Thanks for the pattern! It opened perfectly on my Mac! I have a week left to knit and I'm bound and determined to get it done! This pattern will be perfect!

Merry Christmas!

Anita


----------



## Jane in New Jersey (Sep 22, 2011)

Here's the PDF version. 

Jackie's Seamless Cap:


----------



## cdanzinger (Sep 1, 2011)

Thanks Jane.


----------



## tnjlani (Jan 25, 2011)

could this be done working a few rows before joining then proceed ?I have not got the hang of joining in the round or using double pointed needles .


----------



## MaryE. (Feb 16, 2011)

knitchik, I hope you don't mind that I posted the pattern as a graphic and converted to a .pdf file that is a download. People who have a different version of Word or who don't have Word at all will be able to access the pattern as a graphic file. I haven't altered it in any way, just converted it to different formats. 
The forum hides downloads by making them very difficult to find, but look for "download" in tiny blue lettering and you'll find a .pdf of the pattern.
If you right click on the graphic, you can copy it so you can paste it somewhere or save it.


----------



## MaryE. (Feb 16, 2011)

Jane in New Jersey said:


> Here's the PDF version.
> 
> Jackie's Seamless Cap:


Jane, I'm so sorry, I didn't see you had already converted it to a .pdf file. I apologize.


----------



## Vicinca (Nov 11, 2011)

Here's another PDF of the directions.


----------



## Jane in New Jersey (Sep 22, 2011)

Mary -

No problem. Great minds and all that.


----------



## quiltwiz (Dec 17, 2011)

knitchic said:


> Please forgive me if this doesn't work. It looks like my text is here his time. Forgive me if it doesn't work. At least I tried. My computer is very slow today. Jackie


Thank you so much for sharing ...as I have been wanting a seamless cap pattern for a good while. I did have to use the PDF version that so many knid souls did for us.


----------



## tookie. (Apr 10, 2011)

Thanks for the PDF version.


----------



## jlschulke (Mar 19, 2011)

Vicinca said:


> Here's another PDF of the directions.


Thank you. That was bigger print, so easier to read.


----------



## Vicinca (Nov 11, 2011)

I always re-do the directions so I can read them easily. Glad they are of use to someone else.



jlschulke said:


> Vicinca said:
> 
> 
> > Here's another PDF of the directions.
> ...


----------



## EdnaD1 (Dec 14, 2011)

MaryE. said:


> knitchik, I hope you don't mind that I posted the pattern as a graphic and converted to a .pdf file that is a download. People who have a different version of Word or who don't have Word at all will be able to access the pattern as a graphic file. I haven't altered it in any way, just converted it to different formats.
> The forum hides downloads by making them very difficult to find, but look for "download" in tiny blue lettering and you'll find a .pdf of the pattern.
> If you right click on the graphic, you can copy it so you can paste it somewhere or save it.
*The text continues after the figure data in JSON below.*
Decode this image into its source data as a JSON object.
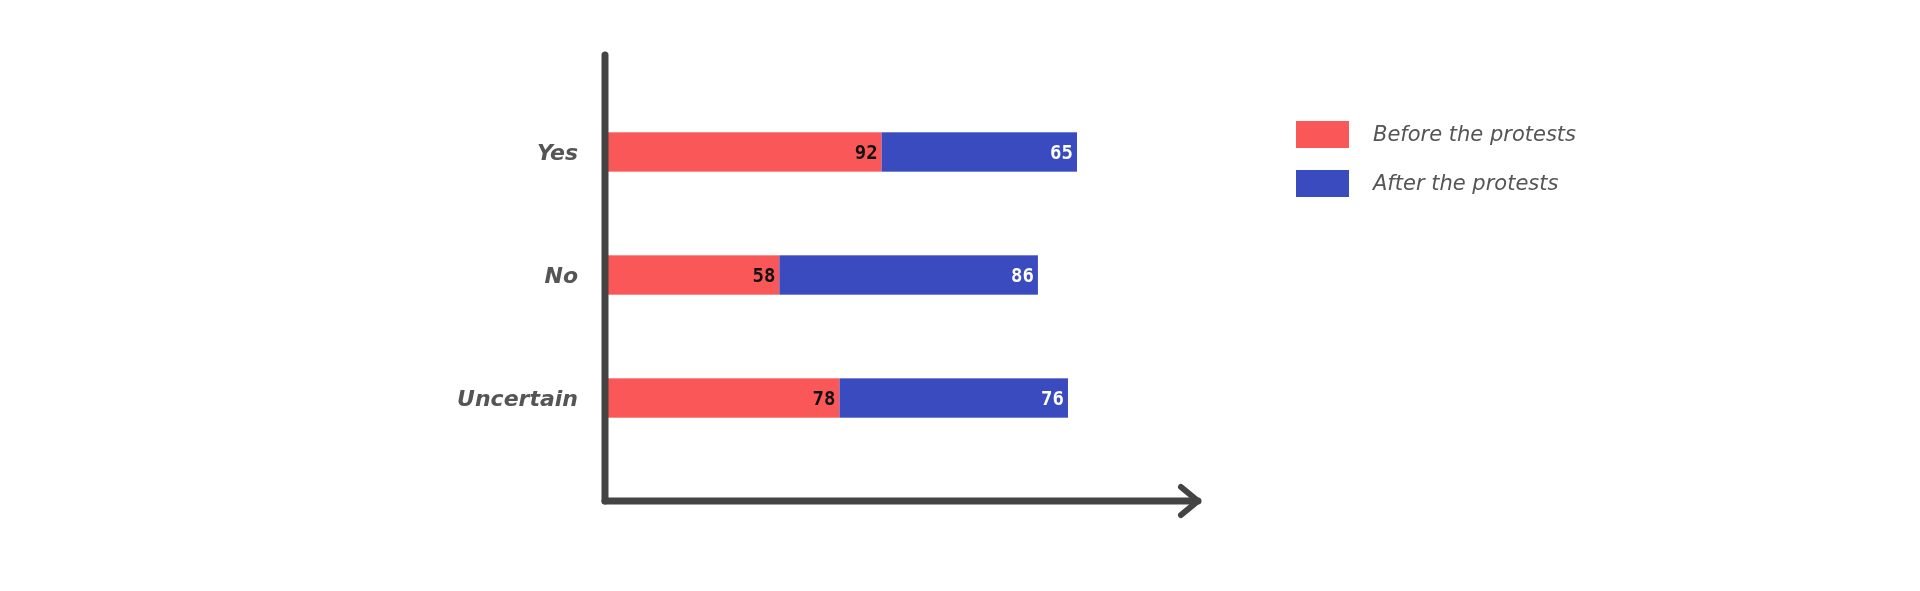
{
  "chart_data": {
    "type": "bar",
    "orientation": "horizontal",
    "stacked": true,
    "data_labels": true,
    "legend": "top right",
    "categories": [
      "Yes",
      "No",
      "Uncertain"
    ],
    "series": [
      {
        "name": "Before the protests",
        "color": "#fa5858",
        "values": [
          92,
          58,
          78
        ]
      },
      {
        "name": "After the protests",
        "color": "#3a4bc0",
        "values": [
          65,
          86,
          76
        ]
      }
    ]
  }
}
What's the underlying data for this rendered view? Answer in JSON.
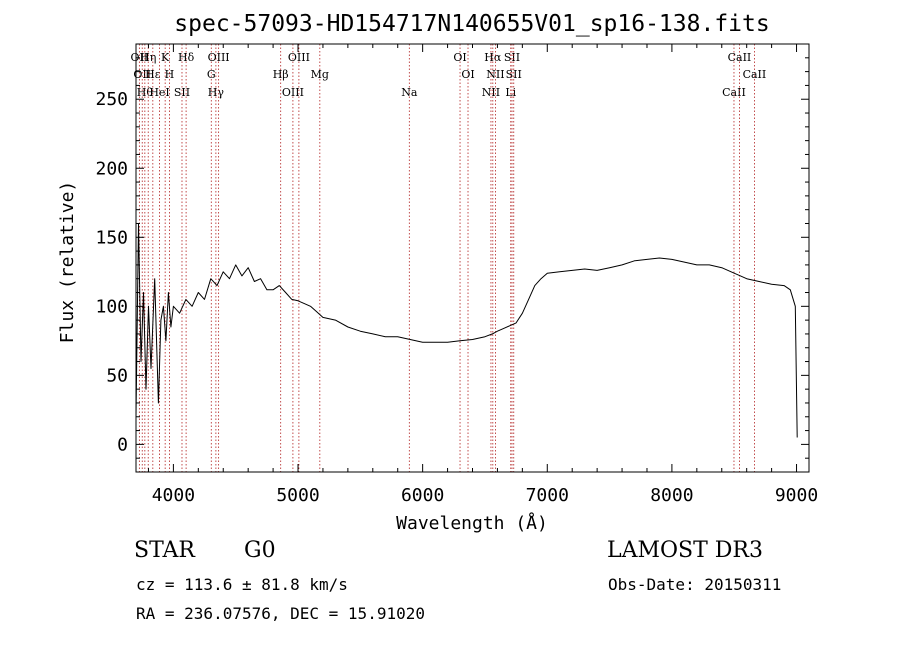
{
  "chart_data": {
    "type": "line",
    "title": "spec-57093-HD154717N140655V01_sp16-138.fits",
    "xlabel": "Wavelength (Å)",
    "ylabel": "Flux (relative)",
    "xlim": [
      3700,
      9100
    ],
    "ylim": [
      -20,
      290
    ],
    "xticks": [
      4000,
      5000,
      6000,
      7000,
      8000,
      9000
    ],
    "yticks": [
      0,
      50,
      100,
      150,
      200,
      250
    ],
    "series": [
      {
        "name": "spectrum",
        "x": [
          3700,
          3720,
          3740,
          3760,
          3780,
          3800,
          3820,
          3850,
          3880,
          3900,
          3920,
          3940,
          3960,
          3980,
          4000,
          4050,
          4100,
          4150,
          4200,
          4250,
          4300,
          4350,
          4400,
          4450,
          4500,
          4550,
          4600,
          4650,
          4700,
          4750,
          4800,
          4850,
          4900,
          4950,
          5000,
          5050,
          5100,
          5150,
          5200,
          5300,
          5400,
          5500,
          5600,
          5700,
          5800,
          5900,
          6000,
          6100,
          6200,
          6300,
          6400,
          6500,
          6560,
          6600,
          6650,
          6700,
          6750,
          6800,
          6850,
          6900,
          6950,
          7000,
          7100,
          7200,
          7300,
          7400,
          7500,
          7600,
          7700,
          7800,
          7900,
          8000,
          8100,
          8200,
          8300,
          8400,
          8500,
          8550,
          8600,
          8700,
          8800,
          8900,
          8950,
          8990,
          9000,
          9005
        ],
        "y": [
          20,
          160,
          60,
          110,
          40,
          100,
          55,
          120,
          30,
          90,
          100,
          75,
          110,
          85,
          100,
          95,
          105,
          100,
          110,
          105,
          120,
          115,
          125,
          120,
          130,
          122,
          128,
          118,
          120,
          112,
          112,
          115,
          110,
          105,
          104,
          102,
          100,
          96,
          92,
          90,
          85,
          82,
          80,
          78,
          78,
          76,
          74,
          74,
          74,
          75,
          76,
          78,
          80,
          82,
          84,
          86,
          88,
          95,
          105,
          115,
          120,
          124,
          125,
          126,
          127,
          126,
          128,
          130,
          133,
          134,
          135,
          134,
          132,
          130,
          130,
          128,
          124,
          122,
          120,
          118,
          116,
          115,
          112,
          100,
          40,
          5
        ]
      }
    ],
    "lines": [
      {
        "wl": 3727,
        "label": "OII"
      },
      {
        "wl": 3750,
        "label": "OII"
      },
      {
        "wl": 3771,
        "label": "Hθ"
      },
      {
        "wl": 3798,
        "label": "Hη"
      },
      {
        "wl": 3835,
        "label": "Hε"
      },
      {
        "wl": 3889,
        "label": "HeI"
      },
      {
        "wl": 3934,
        "label": "K"
      },
      {
        "wl": 3968,
        "label": "H"
      },
      {
        "wl": 4069,
        "label": "SII"
      },
      {
        "wl": 4102,
        "label": "Hδ"
      },
      {
        "wl": 4304,
        "label": "G"
      },
      {
        "wl": 4341,
        "label": "Hγ"
      },
      {
        "wl": 4363,
        "label": "OIII"
      },
      {
        "wl": 4861,
        "label": "Hβ"
      },
      {
        "wl": 4959,
        "label": "OIII"
      },
      {
        "wl": 5007,
        "label": "OIII"
      },
      {
        "wl": 5175,
        "label": "Mg"
      },
      {
        "wl": 5893,
        "label": "Na"
      },
      {
        "wl": 6300,
        "label": "OI"
      },
      {
        "wl": 6364,
        "label": "OI"
      },
      {
        "wl": 6548,
        "label": "NII"
      },
      {
        "wl": 6563,
        "label": "Hα"
      },
      {
        "wl": 6584,
        "label": "NII"
      },
      {
        "wl": 6707,
        "label": "Li"
      },
      {
        "wl": 6717,
        "label": "SII"
      },
      {
        "wl": 6731,
        "label": "SII"
      },
      {
        "wl": 8498,
        "label": "CaII"
      },
      {
        "wl": 8542,
        "label": "CaII"
      },
      {
        "wl": 8662,
        "label": "CaII"
      }
    ]
  },
  "info": {
    "object_class": "STAR",
    "subclass": "G0",
    "survey": "LAMOST DR3",
    "redshift": "cz = 113.6 ± 81.8 km/s",
    "obs_date": "Obs-Date: 20150311",
    "coords": "RA = 236.07576, DEC =  15.91020"
  },
  "colors": {
    "axis": "#000000",
    "spectrum": "#000000",
    "line_marker": "#b22222"
  }
}
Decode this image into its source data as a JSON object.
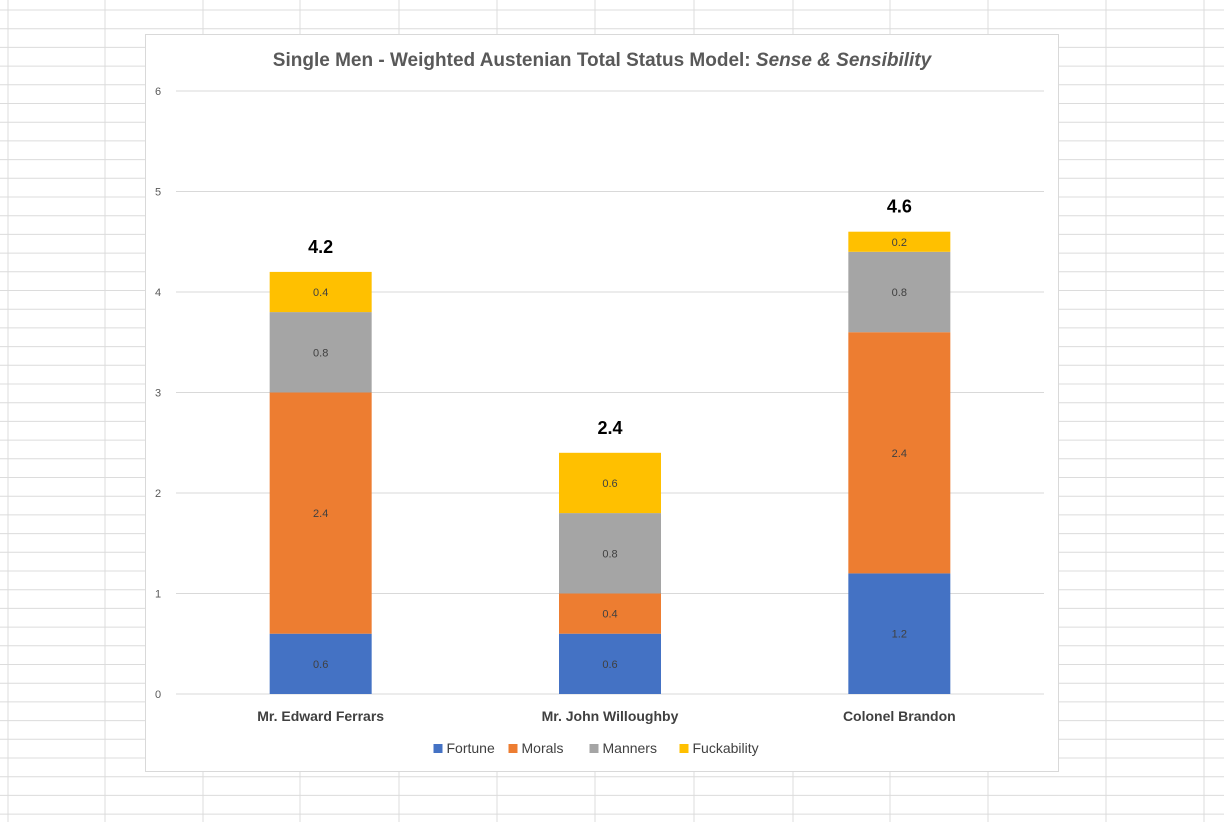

THIS IS WONDERFUL!!! Thank you for doing it this way. I can open the pdf but I can't copy & paste it to an email to myself as I like to do to have it until I'm ready to print it or when I need ink.... This is perfect!!! Thanks for taking the time to do this!!!!!


----------



## Zraza (Sep 25, 2011)

Do you have a picture of the cap?


----------